Так начинались всегда их разговоры.
Потом они замолчали. И Пон услыхал, как его птичка ри колотит клювом по бамбуковым прутьям клетки, требуя корма. Поскрипывали петли гамака. Слышно было жужжание насекомых за тонкой перегородкой. Буйвол сердито стучал рогами в ворота хлева. Пон любил вот так по утрам прислушаться к разноголосице пробуждающейся жизни, а после, открыв глаза, прикинуть, какие предстоят на сегодня дела. Нынче ему, к примеру, надо приладить наконец гужи к плугу, подровнять и отшлифовать обод деревянного колеса в машине для высадки рассады, не то, не ровен час, опоздаешь со сборкой; хорошо бы и ось обточить, чтоб не скрипела, терзая слух, как запряженная быками арба. И еще надо во что бы то ни стало придумать, как по-новому закрепить на оси ведущую цепь, чтобы ее не забило, как в прошлый раз, илом и глиной. Вот уж неделю он ломает над этим голову, но пока ничего не придумал.

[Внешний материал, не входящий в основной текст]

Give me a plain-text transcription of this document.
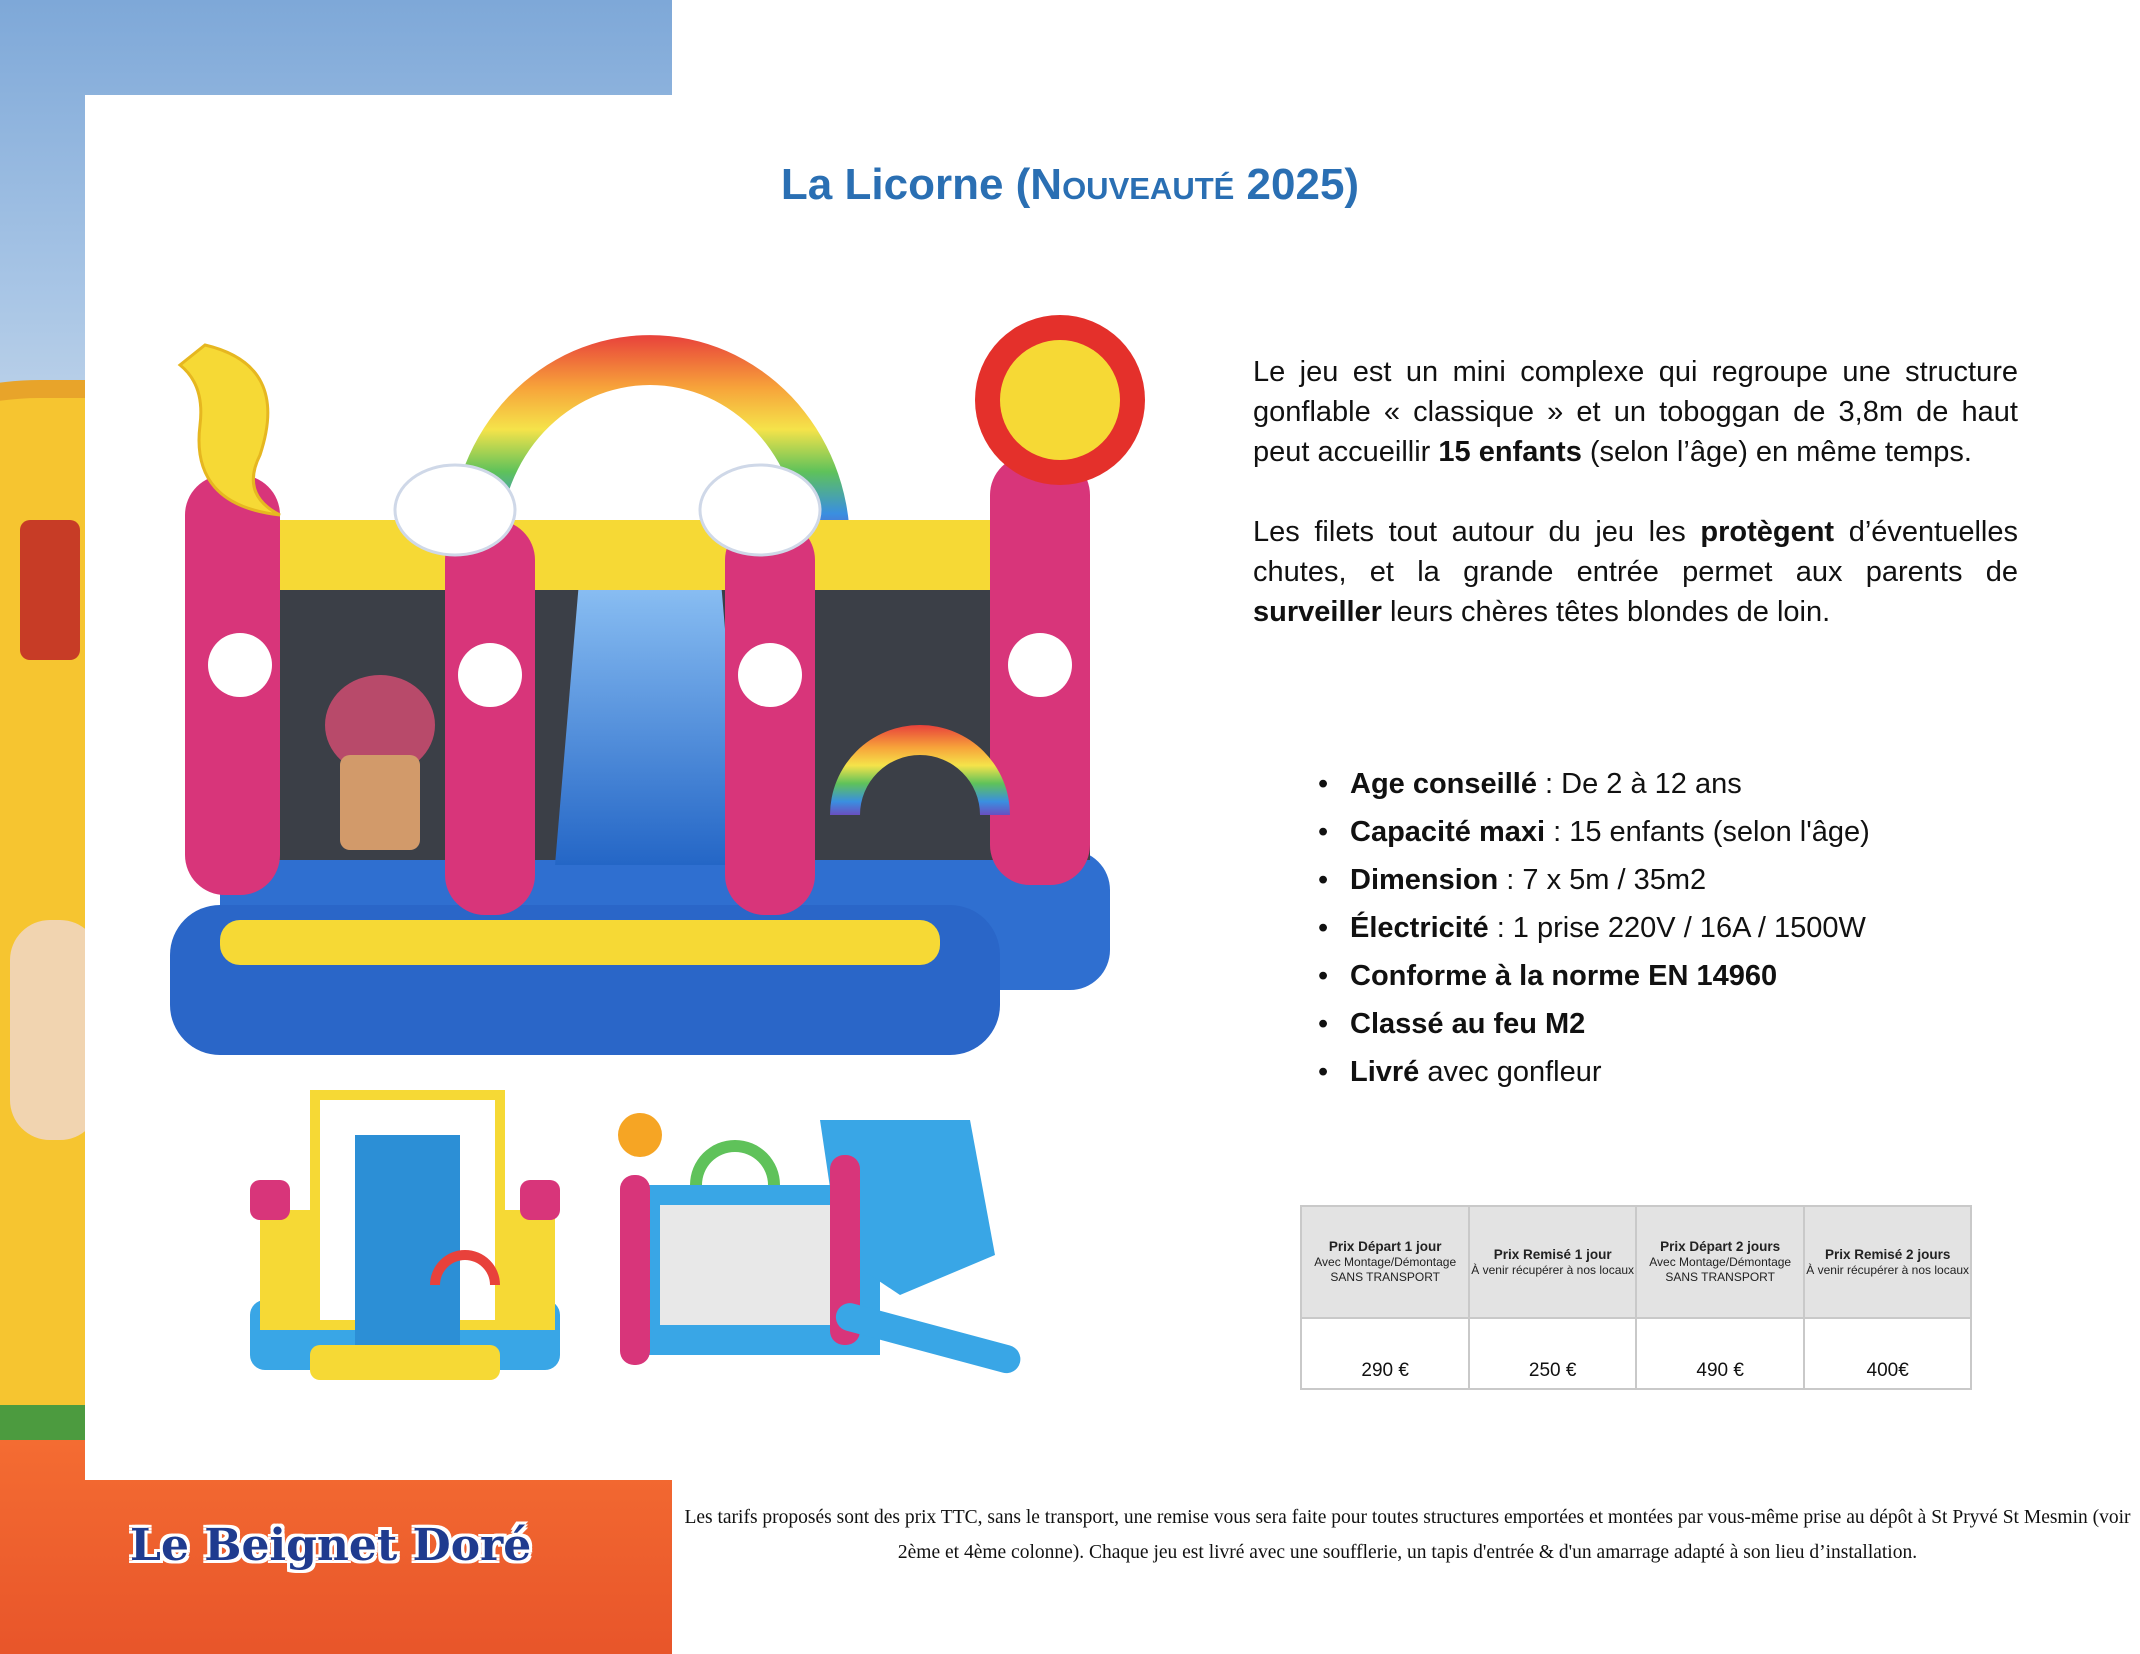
Le Beignet Doré
La Licorne (Nouveauté 2025)

Le jeu est un mini complexe qui regroupe une structure gonflable « classique » et un toboggan de 3,8m de haut peut accueillir 15 enfants (selon l’âge) en même temps.

Les filets tout autour du jeu les protègent d’éventuelles chutes, et la grande entrée permet aux parents de surveiller leurs chères têtes blondes de loin.

• Age conseillé : De 2 à 12 ans
• Capacité maxi : 15 enfants (selon l'âge)
• Dimension : 7 x 5m / 35m2
• Électricité : 1 prise 220V / 16A / 1500W
• Conforme à la norme EN 14960
• Classé au feu M2
• Livré avec gonfleur
Prix Départ 1 jour
Avec Montage/Démontage
SANS TRANSPORT	Prix Remisé 1 jour
À venir récupérer à nos locaux	Prix Départ 2 jours
Avec Montage/Démontage
SANS TRANSPORT	Prix Remisé 2 jours
À venir récupérer à nos locaux

290 €	250 €	490 €	400€
Les tarifs proposés sont des prix TTC, sans le transport, une remise vous sera faite pour toutes structures emportées et montées par vous-même prise au dépôt à St Pryvé St Mesmin (voir 2ème et 4ème colonne). Chaque jeu est livré avec une soufflerie, un tapis d'entrée & d'un amarrage adapté à son lieu d’installation.
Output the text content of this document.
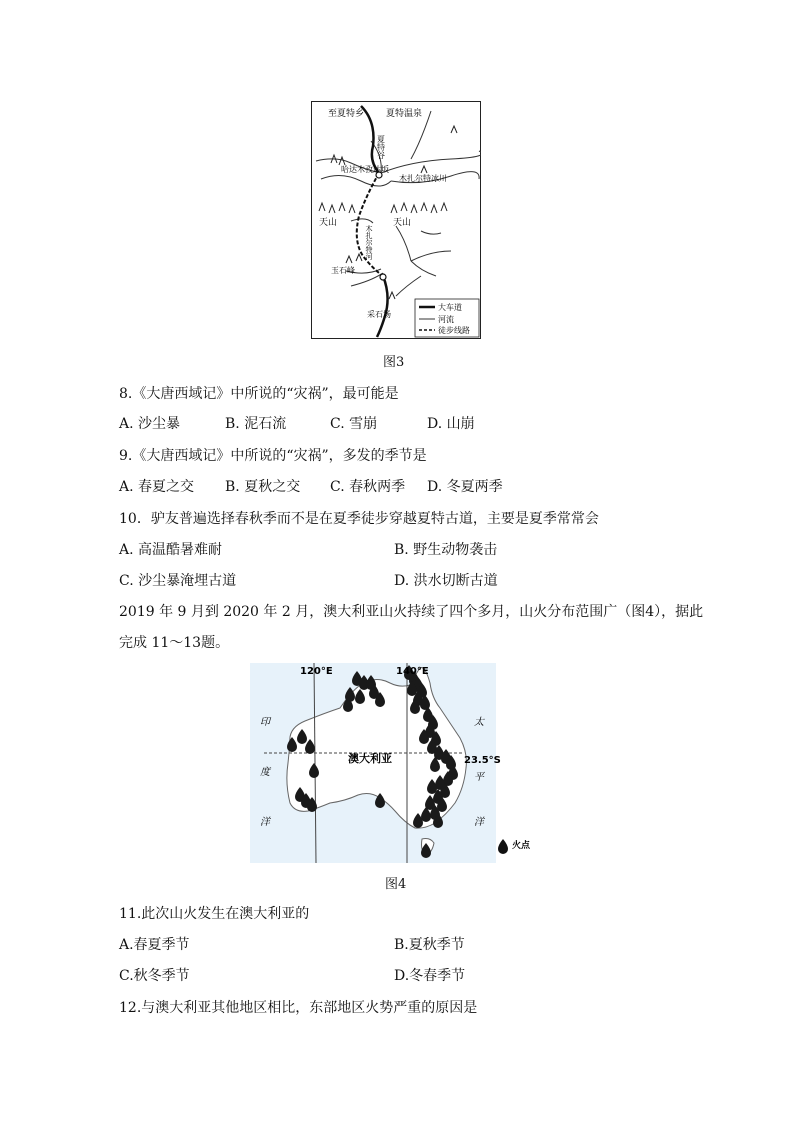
大车道
河流
徒步线路
至夏特乡 夏特温泉
夏特谷
哈达木孜达坂
木扎尔特冰川
天山	天山
木扎尔特河
玉石峰
采石场
图3
8.《大唐西域记》中所说的“灾祸”，最可能是
A. 沙尘暴	B. 泥石流	C. 雪崩	D. 山崩
9.《大唐西域记》中所说的“灾祸”，多发的季节是
A. 春夏之交 B. 夏秋之交 C. 春秋两季 D. 冬夏两季
10．驴友普遍选择春秋季而不是在夏季徒步穿越夏特古道，主要是夏季常常会
A. 高温酷暑难耐	B. 野生动物袭击
C. 沙尘暴淹埋古道	D. 洪水切断古道
2019 年 9 月到 2020 年 2 月，澳大利亚山火持续了四个多月，山火分布范围广（图4），据此
完成 11～13题。
120°E	140°E
23.5°S
澳大利亚
印
度
洋
太
平
洋
火点
图4
11.此次山火发生在澳大利亚的
A.春夏季节	B.夏秋季节
C.秋冬季节	D.冬春季节
12.与澳大利亚其他地区相比，东部地区火势严重的原因是
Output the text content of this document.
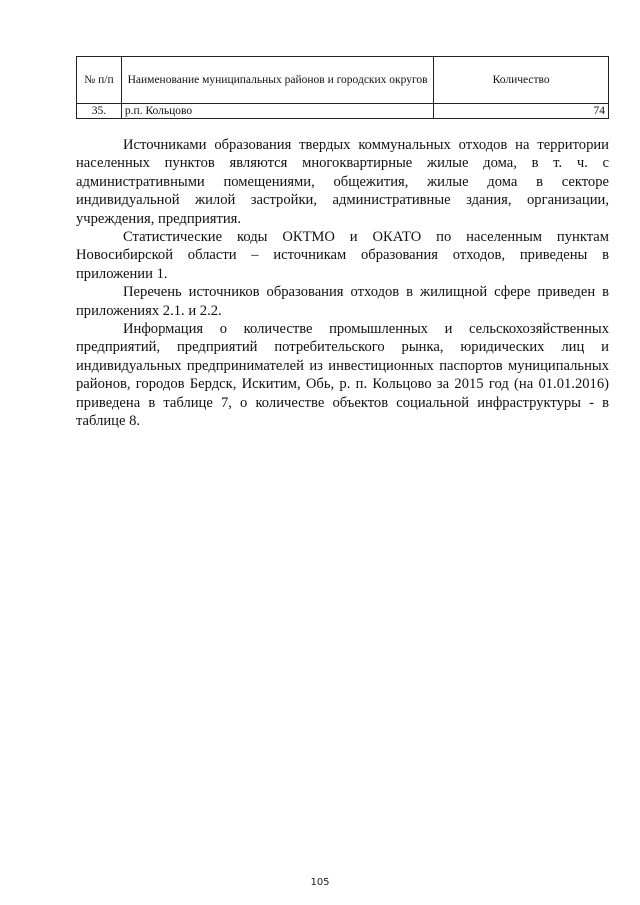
№ п/п	Наименование муниципальных районов и городских округов	Количество
35.	р.п. Кольцово	74

Источниками образования твердых коммунальных отходов на территории населенных пунктов являются многоквартирные жилые дома, в т. ч. с административными помещениями, общежития, жилые дома в секторе индивидуальной жилой застройки, административные здания, организации, учреждения, предприятия.

Статистические коды ОКТМО и ОКАТО по населенным пунктам Новосибирской области – источникам образования отходов, приведены в приложении 1.

Перечень источников образования отходов в жилищной сфере приведен в приложениях 2.1. и 2.2.

Информация о количестве промышленных и сельскохозяйственных предприятий, предприятий потребительского рынка, юридических лиц и индивидуальных предпринимателей из инвестиционных паспортов муниципальных районов, городов Бердск, Искитим, Обь, р. п. Кольцово за 2015 год (на 01.01.2016) приведена в таблице 7, о количестве объектов социальной инфраструктуры - в таблице 8.

105
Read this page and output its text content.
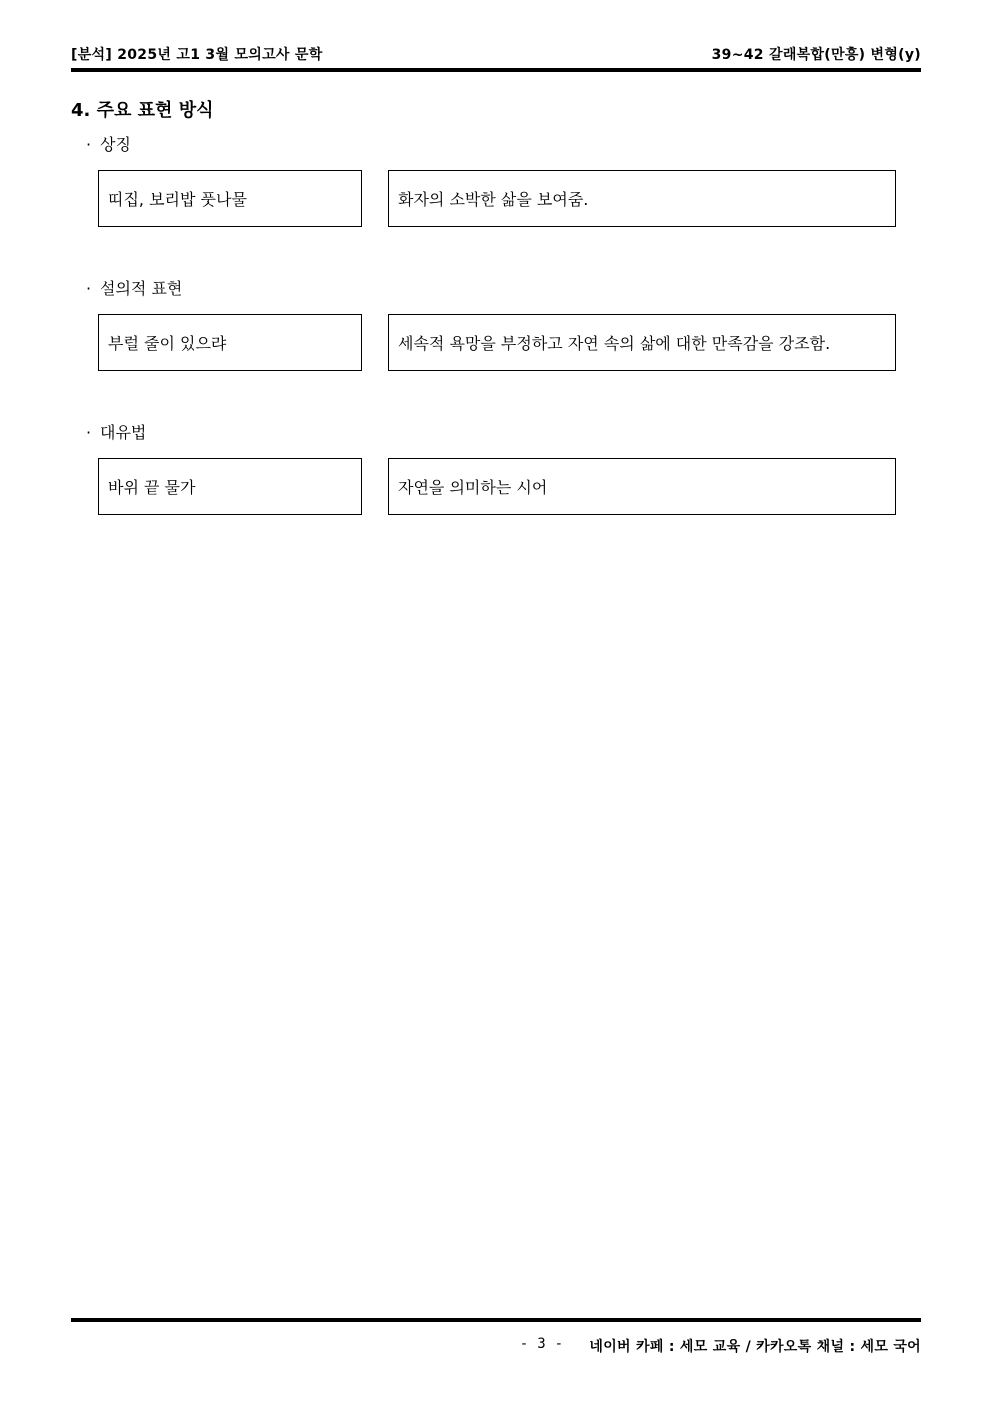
[분석] 2025년 고1 3월 모의고사 문학	39~42 갈래복합(만흥) 변형(y)
4. 주요 표현 방식
· 상징
띠집, 보리밥 풋나물	화자의 소박한 삶을 보여줌.
· 설의적 표현
부럴 줄이 있으랴	세속적 욕망을 부정하고 자연 속의 삶에 대한 만족감을 강조함.
· 대유법
바위 끝 물가	자연을 의미하는 시어
- 3 - 네이버 카페 : 세모 교육 / 카카오톡 채널 : 세모 국어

Пон, и сам не зная еще почему, вдруг поверил: именно сегодня он покончит с этим нелегким делом. Разгоряченный таким отрадным предчувствием, он хотел было встать пораньше и приняться скорей за работу, да все лежал и лежал молча: жаль было вылезать из-под теплого одеяла, которое сшила когда-то ему в подарок Зиеу, и неохота расставаться с привычными голосами деревенского утра.
Мать тоже лежала и молчала, глядя широко открытыми глазами в не растаявшую еще темноту. Только мысли ее текли вспять, возвращаясь к давно уже прожитым дням. Ей не хотелось думать о прошлом, но прошлое каждую ночь напоминало о себе доносившимся из-за тонкой перегородки дыханием сына — то учащенным и резким, то усталым, чуть слышным. И гамак его скрипел протяжно, точь-в-точь как в ту пору, когда Пон, совсем еще младенец, пялил на белый свет свои глазенки, а голос матери, чистый и звонкий, выводил нараспев слова, внушенные якобы ей всеведущим духом, бередя сердца стольких парней из племени тай{Тай — народность китайско-тибетской семьи, живет в горных районах Северного Вьетнама.}, влюбленных в нее и потерявших надежду. Тогда еще жив был отец Пона, сильный и смелый, как тигр. Если уж он охотился, добычу его не снести было и четверым, а он, сам-один, нес ее на плечах с вершины Кхаукои до берега речки Далан. И, воротившись уже к ночи, прижимал сына к гулко стучавшему сердцу. Но вскоре отец Пона погиб: он утонул во время небывалого по силе и ярости паводка — так под напором бури рушится с грохотом самое высокое и могучее в лесу железное дерево. Потом тяжко захворал Пон и после болезни ослеп; и тотчас же оборвались, словно отсеченные напрочь чьим-то безжалостным ножом, молодость матери и звонкие песни. Голова ее, как это бывает в печальных сказках, поседела за одну-единую ночь — вся до последнего волоска.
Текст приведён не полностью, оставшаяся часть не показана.